Des chiffres qui donnent le vertige
Les relevés atmosphériques révèlent l’ampleur exceptionnelle de ce tourbillon destructeur. Les bourrasques ont atteint la vitesse vertigineuse de 220 kilomètres par heure, transformant l’air en véritable mur de force brute. Mais le véritable exploit réside dans l’altitude d’observation : 1 503 mètres au-dessus du niveau de la mer.
Cette prouesse météorologique pulvérise le précédent record national établi en 1890 dans l’Ain, où une tornade avait été observée à 1 360 mètres d’altitude, selon les données du site spécialisé keraunos.org. Un écart de 143 mètres qui propulse ce phénomène ligérien dans l’histoire climatique française.

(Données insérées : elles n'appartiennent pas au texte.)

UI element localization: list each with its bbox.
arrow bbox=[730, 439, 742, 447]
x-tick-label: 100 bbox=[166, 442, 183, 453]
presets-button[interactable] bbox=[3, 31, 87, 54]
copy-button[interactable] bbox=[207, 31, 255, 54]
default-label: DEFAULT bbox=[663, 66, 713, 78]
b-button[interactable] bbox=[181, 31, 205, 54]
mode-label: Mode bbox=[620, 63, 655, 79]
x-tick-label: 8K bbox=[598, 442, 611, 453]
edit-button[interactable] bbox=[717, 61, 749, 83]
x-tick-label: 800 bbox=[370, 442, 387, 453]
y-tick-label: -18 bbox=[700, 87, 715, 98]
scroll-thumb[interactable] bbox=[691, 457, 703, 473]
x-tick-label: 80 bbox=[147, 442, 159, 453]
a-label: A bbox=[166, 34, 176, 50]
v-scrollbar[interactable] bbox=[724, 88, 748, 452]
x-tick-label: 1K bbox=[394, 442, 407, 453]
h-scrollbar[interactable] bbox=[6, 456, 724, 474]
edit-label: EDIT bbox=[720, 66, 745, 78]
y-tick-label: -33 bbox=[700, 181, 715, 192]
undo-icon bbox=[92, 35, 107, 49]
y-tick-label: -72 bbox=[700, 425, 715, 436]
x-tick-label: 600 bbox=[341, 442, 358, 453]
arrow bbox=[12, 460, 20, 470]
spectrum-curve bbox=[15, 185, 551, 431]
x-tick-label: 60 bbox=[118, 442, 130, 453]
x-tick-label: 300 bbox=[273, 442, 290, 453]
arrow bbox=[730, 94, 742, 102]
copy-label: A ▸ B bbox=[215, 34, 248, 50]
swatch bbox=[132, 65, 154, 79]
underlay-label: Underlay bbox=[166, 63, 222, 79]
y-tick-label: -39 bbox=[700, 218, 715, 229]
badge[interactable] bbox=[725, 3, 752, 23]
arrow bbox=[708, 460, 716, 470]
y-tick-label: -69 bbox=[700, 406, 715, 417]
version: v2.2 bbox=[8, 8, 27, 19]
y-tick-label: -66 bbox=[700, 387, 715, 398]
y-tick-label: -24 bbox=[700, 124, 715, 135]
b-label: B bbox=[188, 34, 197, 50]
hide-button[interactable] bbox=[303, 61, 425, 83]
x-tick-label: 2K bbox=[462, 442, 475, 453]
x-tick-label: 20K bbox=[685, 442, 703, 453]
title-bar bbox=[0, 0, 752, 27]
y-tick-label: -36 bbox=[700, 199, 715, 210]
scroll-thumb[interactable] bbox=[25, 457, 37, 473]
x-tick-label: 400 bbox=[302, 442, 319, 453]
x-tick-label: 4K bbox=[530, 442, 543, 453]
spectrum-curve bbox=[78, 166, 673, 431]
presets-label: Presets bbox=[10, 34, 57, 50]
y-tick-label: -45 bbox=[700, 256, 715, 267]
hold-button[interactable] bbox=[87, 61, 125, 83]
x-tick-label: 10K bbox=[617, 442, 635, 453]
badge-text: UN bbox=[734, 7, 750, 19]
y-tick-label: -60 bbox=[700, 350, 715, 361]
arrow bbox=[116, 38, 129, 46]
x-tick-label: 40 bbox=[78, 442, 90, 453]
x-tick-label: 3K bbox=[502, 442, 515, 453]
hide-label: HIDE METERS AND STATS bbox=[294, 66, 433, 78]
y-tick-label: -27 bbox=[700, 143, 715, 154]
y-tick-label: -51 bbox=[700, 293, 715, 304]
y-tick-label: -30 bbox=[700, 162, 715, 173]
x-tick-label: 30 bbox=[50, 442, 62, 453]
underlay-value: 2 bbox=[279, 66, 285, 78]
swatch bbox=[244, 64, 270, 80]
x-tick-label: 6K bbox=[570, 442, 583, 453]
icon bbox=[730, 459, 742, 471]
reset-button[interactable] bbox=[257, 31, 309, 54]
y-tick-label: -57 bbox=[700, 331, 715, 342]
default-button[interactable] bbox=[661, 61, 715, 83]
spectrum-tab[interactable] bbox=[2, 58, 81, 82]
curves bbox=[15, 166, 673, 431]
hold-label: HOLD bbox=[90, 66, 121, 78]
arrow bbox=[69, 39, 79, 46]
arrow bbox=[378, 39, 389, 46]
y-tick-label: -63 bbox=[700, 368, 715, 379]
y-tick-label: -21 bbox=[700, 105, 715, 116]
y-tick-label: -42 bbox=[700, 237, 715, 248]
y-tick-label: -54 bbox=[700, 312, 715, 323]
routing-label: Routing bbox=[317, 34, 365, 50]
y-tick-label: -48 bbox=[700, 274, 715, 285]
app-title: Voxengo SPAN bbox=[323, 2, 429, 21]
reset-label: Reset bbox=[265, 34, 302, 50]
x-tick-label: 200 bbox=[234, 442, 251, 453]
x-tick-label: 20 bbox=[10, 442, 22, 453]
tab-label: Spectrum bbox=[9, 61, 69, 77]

Supercellule orageuse : quand la nature déchaîne sa fureur
Ce tourbillon dévastateur a pris naissance au cœur d’une supercellule orageuse, cette configuration atmosphérique redoutée par les météorologues pour sa capacité à engendrer les conditions les plus extrêmes. Ces systèmes météorologiques constituent de véritables usines à tempêtes, capables de produire des phénomènes d’une violence rare.
Des grêlons monstrueux transformés en projectiles
La tornade n’a pas voyagé seule dans sa course destructrice. Elle s’est accompagnée d’une pluie de grêlons aux dimensions impressionnantes, dépassant les 10 centimètres de diamètre. Ces boules de glace, véritables missiles naturels, ont semé la dévastation sur leur passage, s’attaquant particulièrement aux toitures et à la végétation des communes traversées.
Un périple destructeur à travers trois territoires
Le parcours de cette tornade exceptionnelle a dessiné une trajectoire de plusieurs dizaines de kilomètres. Partie des hauteurs du Forez, elle a ensuite balayé la plaine éponyme avant de franchir les monts du Lyonnais. Son épopée destructrice s’est finalement achevée vers 22 heures dans la vallée du Gier, laissant derrière elle un sillage de dégâts et des habitants médusés.